The DOE went on to point out that the tubes were anodized (and it was both surfaces, inside and out), which would have made the tubes unsuitable for use with uranium gas.

The DOE also pointed out that the centrifuge design from the 1950's (which the Iraqi aluminum tubes allegedly matched spec with) was meant for single-unit laboratory use, not for use in a cascade to produce the quanities required for nuclear weaponry.

Furthermore, according to the NYT article the inspection teams in Iraq (I can't remember if these were pre or post war) found crates of 81mm rocket tips and 81mm rocket motor assemblies sitting in the warehouses ready to be matched up with 81mm aluminum tubes of precisely the type the Iraqis had ordered.

Now it is possible that in spite of this, the Iraqis were being sneaky and were planning on using them as the CIA claimed. We know that Saddam was sneaky like that. But the point is that there were strong arguments in favor of concluding otherwise. And remember, the administration was leaning very heavily on the aluminum tubes issue in its case for war, since it was one of the administration's only pieces of direct evidence to back up its claims about Iraq's nuclear plans. On such a critical point one would prefer that there be something like a consensus among the experts. But in fact there was major disagreement among the experts -- in fact, one of the articles quotes an official as saying it was a "holy war". In spite of this, the administration decided not to acknowledge the disagreement in its public communications about the aluminum tubes.

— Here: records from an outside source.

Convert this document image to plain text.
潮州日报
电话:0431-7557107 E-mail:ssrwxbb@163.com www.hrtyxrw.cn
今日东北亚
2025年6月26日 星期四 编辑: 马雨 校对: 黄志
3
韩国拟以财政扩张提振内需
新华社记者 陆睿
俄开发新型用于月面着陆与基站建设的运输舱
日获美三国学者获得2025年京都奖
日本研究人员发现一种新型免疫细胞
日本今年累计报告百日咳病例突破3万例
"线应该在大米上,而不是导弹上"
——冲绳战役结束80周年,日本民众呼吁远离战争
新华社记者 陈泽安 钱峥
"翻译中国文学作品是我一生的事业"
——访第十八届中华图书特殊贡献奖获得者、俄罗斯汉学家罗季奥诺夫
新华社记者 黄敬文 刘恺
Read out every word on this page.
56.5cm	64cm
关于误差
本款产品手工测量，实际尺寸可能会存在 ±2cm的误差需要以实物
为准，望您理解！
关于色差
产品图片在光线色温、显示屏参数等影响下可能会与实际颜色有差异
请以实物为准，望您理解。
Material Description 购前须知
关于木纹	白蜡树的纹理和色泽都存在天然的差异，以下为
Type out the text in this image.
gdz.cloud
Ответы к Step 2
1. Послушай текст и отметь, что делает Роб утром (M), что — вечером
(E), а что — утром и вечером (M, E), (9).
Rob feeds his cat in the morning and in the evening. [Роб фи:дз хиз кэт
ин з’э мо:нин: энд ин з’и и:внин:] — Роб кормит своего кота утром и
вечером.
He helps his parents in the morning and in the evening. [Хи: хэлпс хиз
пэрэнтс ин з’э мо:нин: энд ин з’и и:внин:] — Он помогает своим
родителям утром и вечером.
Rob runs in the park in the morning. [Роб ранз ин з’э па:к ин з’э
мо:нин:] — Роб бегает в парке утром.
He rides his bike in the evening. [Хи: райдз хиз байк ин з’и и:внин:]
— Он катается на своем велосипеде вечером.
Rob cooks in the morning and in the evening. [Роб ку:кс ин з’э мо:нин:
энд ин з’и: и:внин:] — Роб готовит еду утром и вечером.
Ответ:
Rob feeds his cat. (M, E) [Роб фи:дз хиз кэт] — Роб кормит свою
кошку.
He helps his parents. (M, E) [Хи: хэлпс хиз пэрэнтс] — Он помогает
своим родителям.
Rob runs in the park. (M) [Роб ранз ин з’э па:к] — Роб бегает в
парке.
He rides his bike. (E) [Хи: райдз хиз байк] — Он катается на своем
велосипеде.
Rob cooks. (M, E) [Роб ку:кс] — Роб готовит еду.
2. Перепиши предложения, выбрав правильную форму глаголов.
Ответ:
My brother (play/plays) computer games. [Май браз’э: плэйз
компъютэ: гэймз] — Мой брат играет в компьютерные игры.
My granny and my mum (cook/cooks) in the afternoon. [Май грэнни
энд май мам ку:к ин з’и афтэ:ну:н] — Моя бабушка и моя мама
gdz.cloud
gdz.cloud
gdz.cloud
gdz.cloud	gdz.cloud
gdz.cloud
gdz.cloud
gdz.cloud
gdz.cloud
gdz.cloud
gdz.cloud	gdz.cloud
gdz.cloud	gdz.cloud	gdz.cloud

Now, the political upshot of this -- now that no WMD's were found, no significant nuclear program was found, and the public is tired of the war -- is that the Democrats have an opening to claim that the administration was selective in its use of the intelligence. The Dem's ability to land this punch has is completely independent of the actual end use of the aluminum tubes. At this point we'll probably never know. Instead the issue is how the administration handled the intelligence. Unfortunately, it can't be denied that it chose not to acknowledge the counterarguments of the nuclear experts at the DOE. That's the crack that the Dems are going to stick their wedge into if the get the chance.

On your point about the 40' centrifuge length -- you're right, I'm wrong.